Greek has been written in the Greek alphabet, the first true alphabet, since the 9th century B.C. and before that, in Linear B and the Cypriot syllabaries.
Greek literature has a long and rich tradition.
History
This article does not cover the reconstructed history of Greek prior to the use of writing. For more information, see main article on Proto-Greek language.
Greek has been spoken in the Balkan Peninsula since the 2nd millennium BC. The earliest evidence of this is found in the Linear B tablets dating from 1500 BC. The later Greek alphabet (q.v.) is unrelated to Linear B, and was derived from the Phoenician alphabet (abjad); with minor modifications, it is still used today. Greek is conventionally divided into the following periods:
- Mycenean Greek: the language of the Mycenean civilisation. It is recorded in the Linear B script on tablets dating from the 16th century BC onwards.

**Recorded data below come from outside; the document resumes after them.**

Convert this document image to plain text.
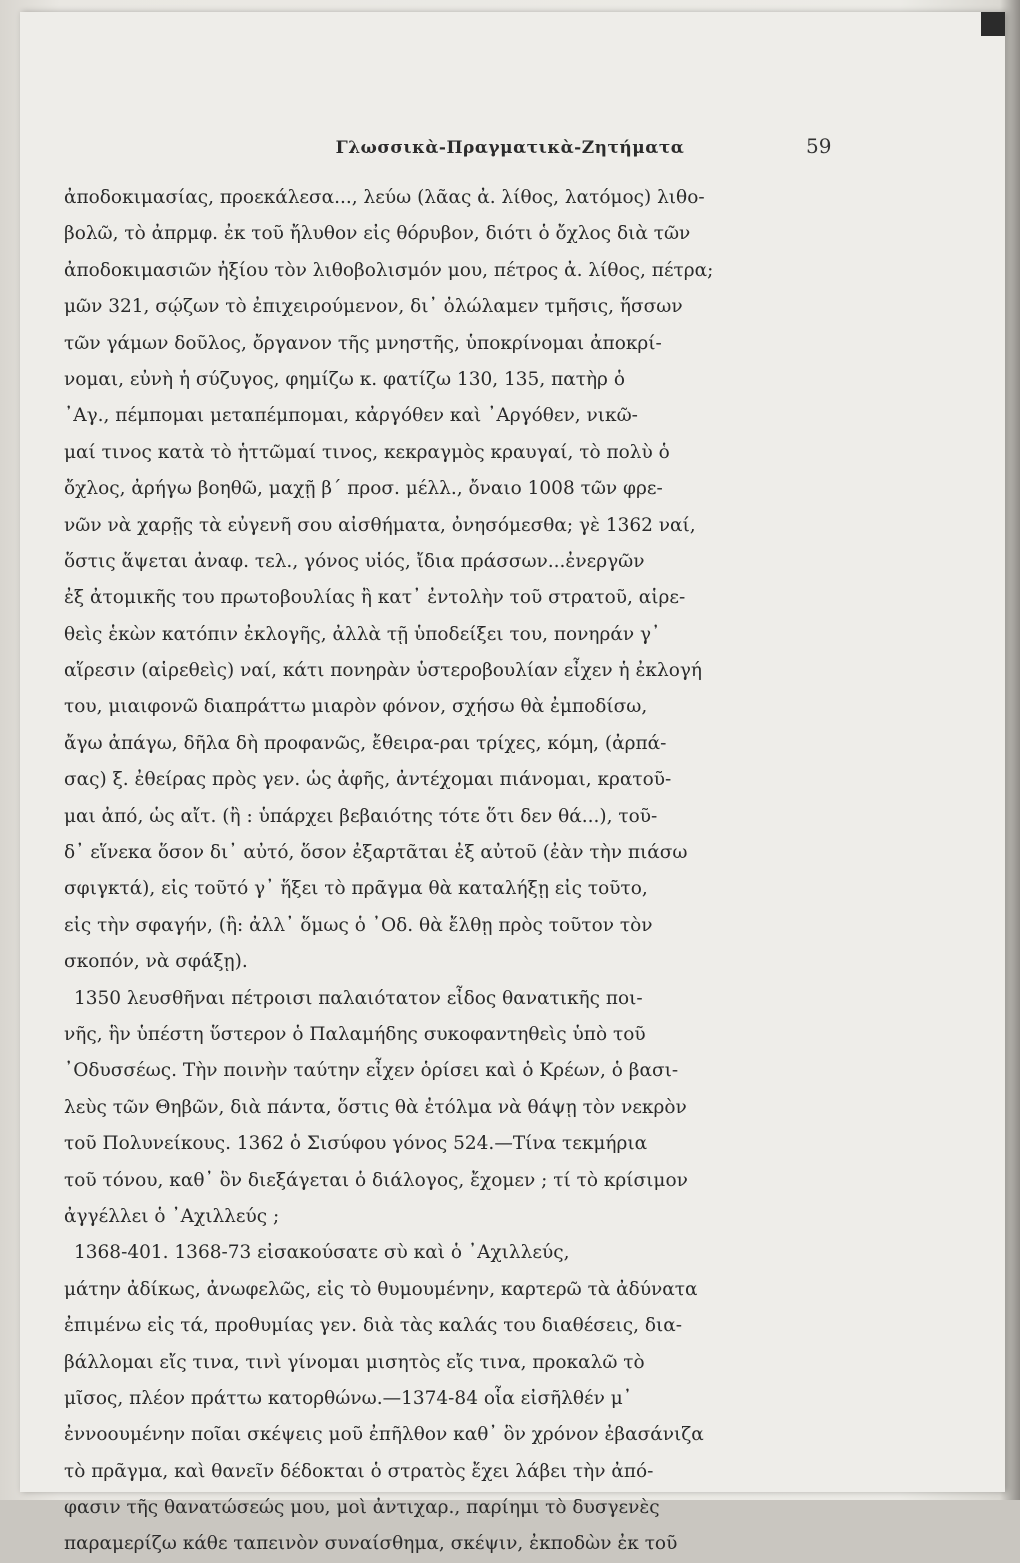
Γλωσσικὰ-Πραγματικὰ-Ζητήματα	59
ἀποδοκιμασίας, προεκάλεσα..., λεύω (λᾶας ἀ. λίθος, λατόμος) λιθο-
βολῶ, τὸ ἀπρμφ. ἐκ τοῦ ἤλυθον εἰς θόρυβον, διότι ὁ ὄχλος διὰ τῶν
ἀποδοκιμασιῶν ἠξίου τὸν λιθοβολισμόν μου, πέτρος ἀ. λίθος, πέτρα;
μῶν 321, σῴζων τὸ ἐπιχειρούμενον, δι᾿ ὀλώλαμεν τμῆσις, ἥσσων
τῶν γάμων δοῦλος, ὄργανον τῆς μνηστῆς, ὑποκρίνομαι ἀποκρί-
νομαι, εὐνὴ ἡ σύζυγος, φημίζω κ. φατίζω 130, 135, πατὴρ ὁ
᾿Αγ., πέμπομαι μεταπέμπομαι, κἀργόθεν καὶ ᾿Αργόθεν, νικῶ-
μαί τινος κατὰ τὸ ἡττῶμαί τινος, κεκραγμὸς κραυγαί, τὸ πολὺ ὁ
ὄχλος, ἀρήγω βοηθῶ, μαχῇ β΄ προσ. μέλλ., ὄναιο 1008 τῶν φρε-
νῶν νὰ χαρῇς τὰ εὐγενῆ σου αἰσθήματα, ὀνησόμεσθα; γὲ 1362 ναί,
ὅστις ἅψεται ἀναφ. τελ., γόνος υἱός, ἴδια πράσσων...ἐνεργῶν
ἐξ ἀτομικῆς του πρωτοβουλίας ἢ κατ᾿ ἐντολὴν τοῦ στρατοῦ, αἱρε-
θεὶς ἑκὼν κατόπιν ἐκλογῆς, ἀλλὰ τῇ ὑποδείξει του, πονηράν γ᾿
αἵρεσιν (αἱρεθεὶς) ναί, κάτι πονηρὰν ὑστεροβουλίαν εἶχεν ἡ ἐκλογή
του, μιαιφονῶ διαπράττω μιαρὸν φόνον, σχήσω θὰ ἐμποδίσω,
ἄγω ἀπάγω, δῆλα δὴ προφανῶς, ἔθειρα-ραι τρίχες, κόμη, (ἀρπά-
σας) ξ. ἐθείρας πρὸς γεν. ὡς ἀφῆς, ἀντέχομαι πιάνομαι, κρατοῦ-
μαι ἀπό, ὡς αἴτ. (ἢ : ὑπάρχει βεβαιότης τότε ὅτι δεν θά...), τοῦ-
δ᾿ εἵνεκα ὅσον δι᾿ αὐτό, ὅσον ἐξαρτᾶται ἐξ αὐτοῦ (ἐὰν τὴν πιάσω
σφιγκτά), εἰς τοῦτό γ᾿ ἥξει τὸ πρᾶγμα θὰ καταλήξῃ εἰς τοῦτο,
εἰς τὴν σφαγήν, (ἢ: ἀλλ᾿ ὅμως ὁ ᾿Οδ. θὰ ἔλθῃ πρὸς τοῦτον τὸν
σκοπόν, νὰ σφάξῃ).
1350 λευσθῆναι πέτροισι παλαιότατον εἶδος θανατικῆς ποι-
νῆς, ἣν ὑπέστη ὕστερον ὁ Παλαμήδης συκοφαντηθεὶς ὑπὸ τοῦ
᾿Οδυσσέως. Τὴν ποινὴν ταύτην εἶχεν ὁρίσει καὶ ὁ Κρέων, ὁ βασι-
λεὺς τῶν Θηβῶν, διὰ πάντα, ὅστις θὰ ἐτόλμα νὰ θάψῃ τὸν νεκρὸν
τοῦ Πολυνείκους. 1362 ὁ Σισύφου γόνος 524.—Τίνα τεκμήρια
τοῦ τόνου, καθ᾿ ὃν διεξάγεται ὁ διάλογος, ἔχομεν ; τί τὸ κρίσιμον
ἀγγέλλει ὁ ᾿Αχιλλεύς ;
1368-401. 1368-73 εἰσακούσατε σὺ καὶ ὁ ᾿Αχιλλεύς,
μάτην ἀδίκως, ἀνωφελῶς, εἰς τὸ θυμουμένην, καρτερῶ τὰ ἀδύνατα
ἐπιμένω εἰς τά, προθυμίας γεν. διὰ τὰς καλάς του διαθέσεις, δια-
βάλλομαι εἴς τινα, τινὶ γίνομαι μισητὸς εἴς τινα, προκαλῶ τὸ
μῖσος, πλέον πράττω κατορθώνω.—1374-84 οἷα εἰσῆλθέν μ᾿
ἐννοουμένην ποῖαι σκέψεις μοῦ ἐπῆλθον καθ᾿ ὃν χρόνον ἐβασάνιζα
τὸ πρᾶγμα, καὶ θανεῖν δέδοκται ὁ στρατὸς ἔχει λάβει τὴν ἀπό-
φασιν τῆς θανατώσεώς μου, μοὶ ἀντιχαρ., παρίημι τὸ δυσγενὲς
παραμερίζω κάθε ταπεινὸν συναίσθημα, σκέψιν, ἐκποδὼν ἐκ τοῦ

- Classical Greek (also known as Ancient Greek): In its various dialects was the language of the Archaic and Classical periods of Greek civilisation. It was widely known throughout the Roman empire. Classical Greek fell into disuse in western Europe in the Middle Ages, but remained known in the Byzantine world, and was reintroduced to the rest of Europe with the Fall of Constantinople and Greek migration to Italy.
- Hellenistic Greek (also known as Koine Greek): The fusion of various ancient Greek dialects with Attic (the dialect of Athens) resulted in the creation of the first common Greek dialect, which gradually turned into one of the world's first international languages. Koine Greek can be initially traced within the armies and conquered territories of Alexander the Great, but after the Hellenistic colonisation of the known world, it was spoken from Egypt to the fringes of India. After the Roman conquest of Greece, an unofficial diglossy of Greek and Latin was established in the city of Rome and Koine Greek became a first or second language in the Roman Empire. Through Koine Greek it is also traced the origin of Christianity, as the Apostles used it to preach in Greece and the Greek-speaking world. It is also known as the Alexandrian dialect, Post-Classical Greek or even New Testament Greek (after its most famous work of literature).

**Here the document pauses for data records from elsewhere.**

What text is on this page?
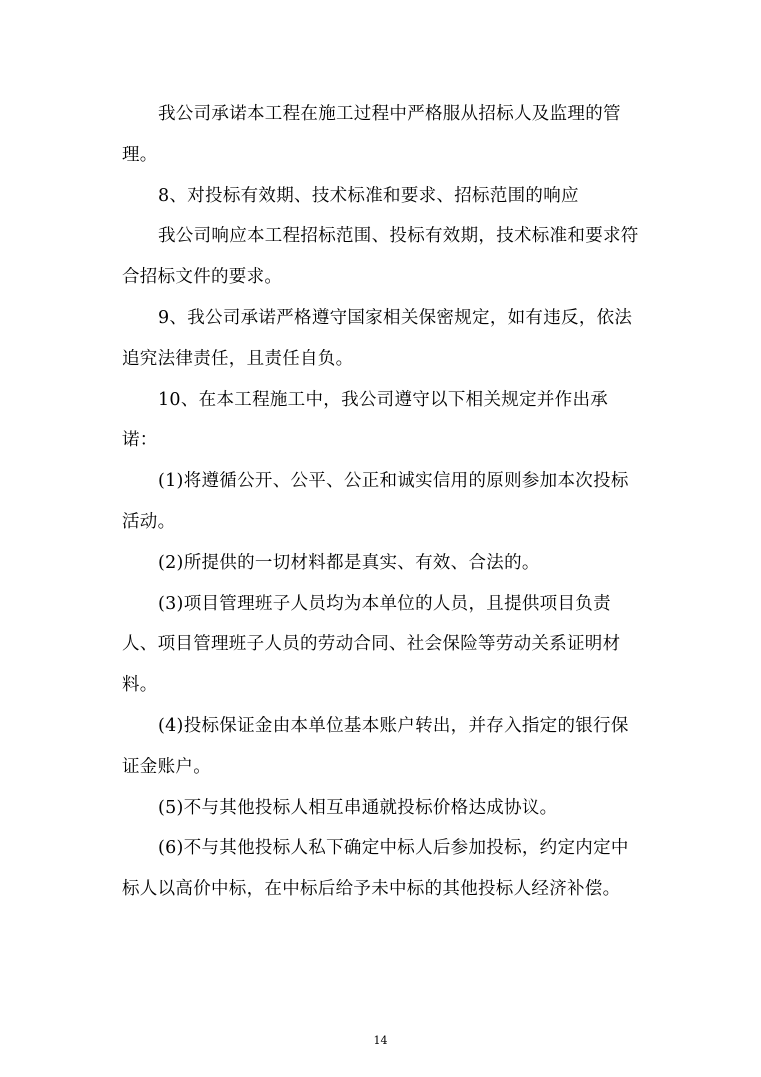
我公司承诺本工程在施工过程中严格服从招标人及监理的管理。

8、对投标有效期、技术标准和要求、招标范围的响应

我公司响应本工程招标范围、投标有效期，技术标准和要求符合招标文件的要求。

9、我公司承诺严格遵守国家相关保密规定，如有违反，依法追究法律责任，且责任自负。

10、在本工程施工中，我公司遵守以下相关规定并作出承诺：

(1)将遵循公开、公平、公正和诚实信用的原则参加本次投标活动。

(2)所提供的一切材料都是真实、有效、合法的。

(3)项目管理班子人员均为本单位的人员，且提供项目负责人、项目管理班子人员的劳动合同、社会保险等劳动关系证明材料。

(4)投标保证金由本单位基本账户转出，并存入指定的银行保证金账户。

(5)不与其他投标人相互串通就投标价格达成协议。

(6)不与其他投标人私下确定中标人后参加投标，约定内定中标人以高价中标，在中标后给予未中标的其他投标人经济补偿。

14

- Medieval Greek: The continuation of Hellenistic Greek during medieval Greek history as the official and vernacular (if not the literary nor the ecclesiastic) language of the Byzantine Empire, and continued to be used until, and after the fall of that Empire in the 15th century. Also known as Byzantine Greek.
- Modern Greek: Stemming independently from Koine Greek, Modern Greek usages can be traced in the late Byzantine period (as early as 11th century).
Two main forms of the language have been in use since the end of the medieval Greek period: Dhimotikí (Δημοτική), the Demotic (vernacular) language, and Katharévousa (Καθαρεύουσα), an imitation of classical Greek, which was used for literary, juridic, and scientific purposes during the 19th and early 20th centuries. Demotic Greek is now the official language of the modern Greek state, and the most widely spoken by Greeks today.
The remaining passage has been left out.